On la nomme Pédauque, soit parce qu’elle aimait beaucoup les plaisirs du bain, soit parce qu’elle était d’une haute sagesse. Les pieds d’oie sont ici un symbole. Quoi qu’il en soit, il existait des restes de bains que l’on nommait les Bains de la Reine.
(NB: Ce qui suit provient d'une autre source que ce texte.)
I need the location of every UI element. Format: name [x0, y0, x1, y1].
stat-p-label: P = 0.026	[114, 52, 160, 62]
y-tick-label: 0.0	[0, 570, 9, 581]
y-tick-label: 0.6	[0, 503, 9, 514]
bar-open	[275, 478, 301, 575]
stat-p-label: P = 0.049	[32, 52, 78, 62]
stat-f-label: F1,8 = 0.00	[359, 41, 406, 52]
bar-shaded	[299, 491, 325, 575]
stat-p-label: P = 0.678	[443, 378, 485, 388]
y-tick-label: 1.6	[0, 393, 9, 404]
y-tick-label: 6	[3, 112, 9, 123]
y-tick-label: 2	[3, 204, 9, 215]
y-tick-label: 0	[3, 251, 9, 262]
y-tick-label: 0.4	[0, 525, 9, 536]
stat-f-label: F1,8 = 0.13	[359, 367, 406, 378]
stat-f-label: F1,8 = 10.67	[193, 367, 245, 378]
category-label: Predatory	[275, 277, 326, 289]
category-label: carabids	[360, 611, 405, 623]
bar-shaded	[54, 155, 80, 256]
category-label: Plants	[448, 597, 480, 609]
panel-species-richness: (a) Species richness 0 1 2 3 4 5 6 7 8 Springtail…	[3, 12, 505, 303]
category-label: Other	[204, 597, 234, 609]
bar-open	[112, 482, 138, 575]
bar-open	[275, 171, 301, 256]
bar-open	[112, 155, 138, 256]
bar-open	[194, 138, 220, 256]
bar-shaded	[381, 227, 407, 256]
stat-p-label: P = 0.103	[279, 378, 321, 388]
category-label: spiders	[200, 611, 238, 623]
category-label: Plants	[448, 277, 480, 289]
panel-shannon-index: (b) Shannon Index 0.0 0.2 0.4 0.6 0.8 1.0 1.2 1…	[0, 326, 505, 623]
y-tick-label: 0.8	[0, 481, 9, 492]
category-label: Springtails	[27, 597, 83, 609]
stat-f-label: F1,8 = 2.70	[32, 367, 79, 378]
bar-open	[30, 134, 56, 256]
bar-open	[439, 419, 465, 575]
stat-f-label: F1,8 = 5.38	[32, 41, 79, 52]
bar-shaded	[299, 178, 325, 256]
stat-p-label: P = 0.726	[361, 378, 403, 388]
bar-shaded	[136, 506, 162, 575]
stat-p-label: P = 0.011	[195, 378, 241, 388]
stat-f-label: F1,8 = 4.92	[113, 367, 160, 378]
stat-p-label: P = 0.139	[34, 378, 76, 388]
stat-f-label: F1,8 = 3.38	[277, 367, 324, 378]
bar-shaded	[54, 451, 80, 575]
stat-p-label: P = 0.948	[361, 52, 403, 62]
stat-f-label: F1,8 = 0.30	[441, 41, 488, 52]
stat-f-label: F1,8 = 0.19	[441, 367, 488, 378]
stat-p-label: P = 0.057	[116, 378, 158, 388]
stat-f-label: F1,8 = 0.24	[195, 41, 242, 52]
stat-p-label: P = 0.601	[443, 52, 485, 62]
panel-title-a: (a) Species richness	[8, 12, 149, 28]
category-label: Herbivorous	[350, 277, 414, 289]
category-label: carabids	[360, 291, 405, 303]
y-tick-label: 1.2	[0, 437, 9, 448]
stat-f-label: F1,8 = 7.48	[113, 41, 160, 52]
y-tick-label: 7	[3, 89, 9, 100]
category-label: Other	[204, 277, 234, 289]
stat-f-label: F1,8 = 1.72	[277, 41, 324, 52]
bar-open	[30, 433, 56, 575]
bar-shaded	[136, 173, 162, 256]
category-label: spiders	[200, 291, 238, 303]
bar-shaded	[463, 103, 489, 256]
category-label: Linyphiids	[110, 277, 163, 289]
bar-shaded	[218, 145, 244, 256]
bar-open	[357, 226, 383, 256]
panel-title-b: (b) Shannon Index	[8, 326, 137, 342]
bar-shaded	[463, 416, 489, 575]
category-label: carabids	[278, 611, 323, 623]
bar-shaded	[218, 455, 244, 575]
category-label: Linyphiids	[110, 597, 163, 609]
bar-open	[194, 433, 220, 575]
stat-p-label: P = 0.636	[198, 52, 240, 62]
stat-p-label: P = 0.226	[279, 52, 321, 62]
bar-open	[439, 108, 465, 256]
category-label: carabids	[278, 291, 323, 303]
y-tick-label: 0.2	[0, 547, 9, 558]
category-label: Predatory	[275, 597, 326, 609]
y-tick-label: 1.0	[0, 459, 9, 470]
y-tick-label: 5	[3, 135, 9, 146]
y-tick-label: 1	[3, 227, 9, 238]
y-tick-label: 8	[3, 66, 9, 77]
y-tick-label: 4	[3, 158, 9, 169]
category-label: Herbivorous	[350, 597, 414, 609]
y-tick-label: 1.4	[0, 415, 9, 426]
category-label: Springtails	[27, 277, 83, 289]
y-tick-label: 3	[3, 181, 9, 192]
Un aqueduc, dont on pouvait voir les ruines jusqu’en 1834, portait aussi le nom de Pont de la reine Pédauque.
Les premiers textes anciens qui l'évoquent, à l'époque de la Renaissance, font état d'une "fille de Marcellus, cinquième roi de Toulouse, nommée Austris". Selon Nicolas Bertrand (de Tolosanum Gestis publié en 1515)3, Austris était pleine de douceur, de modestie et de bonté. "Dieu ne voulut pas qu'une créature aussi vertueuse embrassât le culte païen, aussi lui envoya-t-il une lèpre hideuse".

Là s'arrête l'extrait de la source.